Whether you’re five minutes or five hours into a drive, this passenger will probably request a quick stop to use a bathroom. The same person who did a mad dash to the toilet just as you are about to leave the house.

While writing this article, I did a quick search on surviving traffic jams while needing the toilet ... because not all of us can pee straight into a bottle. 

Most of the search results involved portable urinals that can also be used to get through a jam. It'll take a bit of practice, especially for women but it's handy if you need to relieve yourself.

Or perhaps ration out the amount of liquids you or your passenger consume.


One of the worst things about being stuck in traffic during the holidays is the growing impatience from fellow drivers.
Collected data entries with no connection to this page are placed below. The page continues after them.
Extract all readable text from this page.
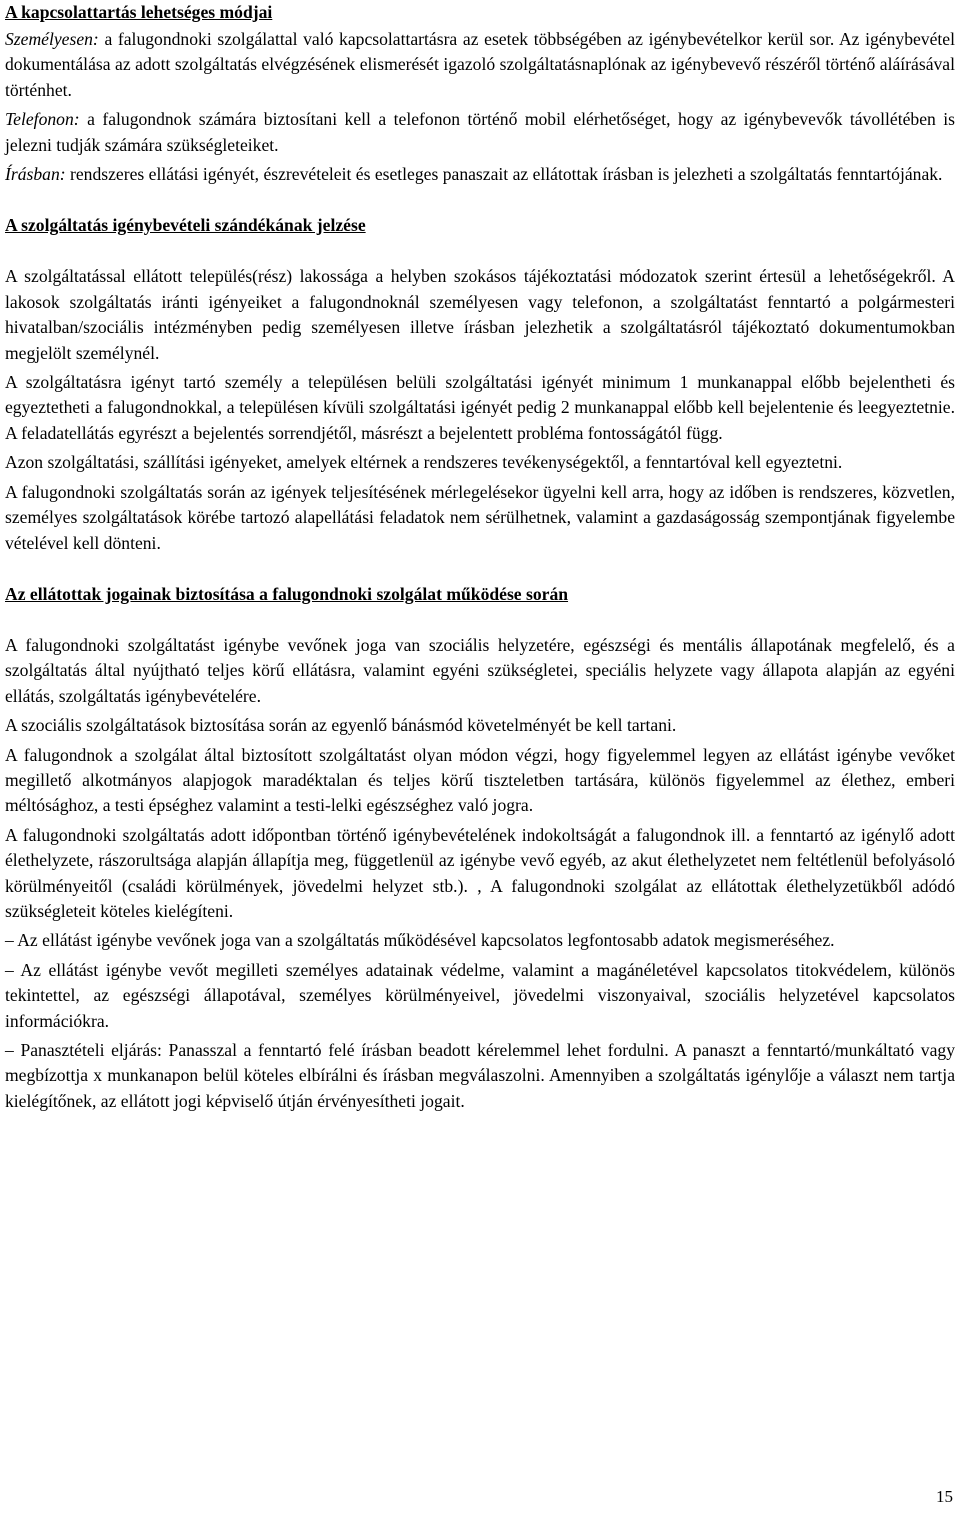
A kapcsolattartás lehetséges módjai

Személyesen: a falugondnoki szolgálattal való kapcsolattartásra az esetek többségében az igénybevételkor kerül sor. Az igénybevétel dokumentálása az adott szolgáltatás elvégzésének elismerését igazoló szolgáltatásnaplónak az igénybevevő részéről történő aláírásával történhet.

Telefonon: a falugondnok számára biztosítani kell a telefonon történő mobil elérhetőséget, hogy az igénybevevők távollétében is jelezni tudják számára szükségleteiket.

Írásban: rendszeres ellátási igényét, észrevételeit és esetleges panaszait az ellátottak írásban is jelezheti a szolgáltatás fenntartójának.

A szolgáltatás igénybevételi szándékának jelzése

A szolgáltatással ellátott település(rész) lakossága a helyben szokásos tájékoztatási módozatok szerint értesül a lehetőségekről. A lakosok szolgáltatás iránti igényeiket a falugondnoknál személyesen vagy telefonon, a szolgáltatást fenntartó a polgármesteri hivatalban/szociális intézményben pedig személyesen illetve írásban jelezhetik a szolgáltatásról tájékoztató dokumentumokban megjelölt személynél.

A szolgáltatásra igényt tartó személy a településen belüli szolgáltatási igényét minimum 1 munkanappal előbb bejelentheti és egyeztetheti a falugondnokkal, a településen kívüli szolgáltatási igényét pedig 2 munkanappal előbb kell bejelentenie és leegyeztetnie. A feladatellátás egyrészt a bejelentés sorrendjétől, másrészt a bejelentett probléma fontosságától függ.

Azon szolgáltatási, szállítási igényeket, amelyek eltérnek a rendszeres tevékenységektől, a fenntartóval kell egyeztetni.

A falugondnoki szolgáltatás során az igények teljesítésének mérlegelésekor ügyelni kell arra, hogy az időben is rendszeres, közvetlen, személyes szolgáltatások körébe tartozó alapellátási feladatok nem sérülhetnek, valamint a gazdaságosság szempontjának figyelembe vételével kell dönteni.

Az ellátottak jogainak biztosítása a falugondnoki szolgálat működése során

A falugondnoki szolgáltatást igénybe vevőnek joga van szociális helyzetére, egészségi és mentális állapotának megfelelő, és a szolgáltatás által nyújtható teljes körű ellátásra, valamint egyéni szükségletei, speciális helyzete vagy állapota alapján az egyéni ellátás, szolgáltatás igénybevételére.

A szociális szolgáltatások biztosítása során az egyenlő bánásmód követelményét be kell tartani.

A falugondnok a szolgálat által biztosított szolgáltatást olyan módon végzi, hogy figyelemmel legyen az ellátást igénybe vevőket megillető alkotmányos alapjogok maradéktalan és teljes körű tiszteletben tartására, különös figyelemmel az élethez, emberi méltósághoz, a testi épséghez valamint a testi-lelki egészséghez való jogra.

A falugondnoki szolgáltatás adott időpontban történő igénybevételének indokoltságát a falugondnok ill. a fenntartó az igénylő adott élethelyzete, rászorultsága alapján állapítja meg, függetlenül az igénybe vevő egyéb, az akut élethelyzetet nem feltétlenül befolyásoló körülményeitől (családi körülmények, jövedelmi helyzet stb.). , A falugondnoki szolgálat az ellátottak élethelyzetükből adódó szükségleteit köteles kielégíteni.

– Az ellátást igénybe vevőnek joga van a szolgáltatás működésével kapcsolatos legfontosabb adatok megismeréséhez.

– Az ellátást igénybe vevőt megilleti személyes adatainak védelme, valamint a magánéletével kapcsolatos titokvédelem, különös tekintettel, az egészségi állapotával, személyes körülményeivel, jövedelmi viszonyaival, szociális helyzetével kapcsolatos információkra.

– Panasztételi eljárás: Panasszal a fenntartó felé írásban beadott kérelemmel lehet fordulni. A panaszt a fenntartó/munkáltató vagy megbízottja x munkanapon belül köteles elbírálni és írásban megválaszolni. Amennyiben a szolgáltatás igénylője a választ nem tartja kielégítőnek, az ellátott jogi képviselő útján érvényesítheti jogait.

15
Many of us probably have some experience dealing with aggressive drivers who are always within bumper to bumper distance from the car in front of them. 

These are the drivers who keep trying to close the gap when there's even the slightest inch because they don't want to lose their spot.

It makes changing lanes difficult and you start to worry if they are coming too close to you. 

Your body is tense and you're waiting for that sickening tap you feel from the back when the car accidentally hits you.

The last thing you need right now is an escalating road rage situation.

File photo of three people standing by the roadside on the freeway. (Photo: iStock/Kalulu)


It’s hard not to complain when you are cooped up in a car for a long time. But being stuck in a vehicle with someone who complains about everything is even harder.

Meet the complainers. 

These people are bound to launch into a social commentary about everything - from their boredom and the weather to the traffic.

Maybe as a passenger, you're trying to sleep off the traffic or browse the Internet or listen to some music to pass time.

But all you hear are the constant complaints and what the world, in general, can do better. It brings your frustration to an all-time high.

To quote High School Musical, it’s important to remember that “we’re all in this together”. If you are guilty of being a complainer, take a chill pill and think of your fellow passengers. You'll get through this.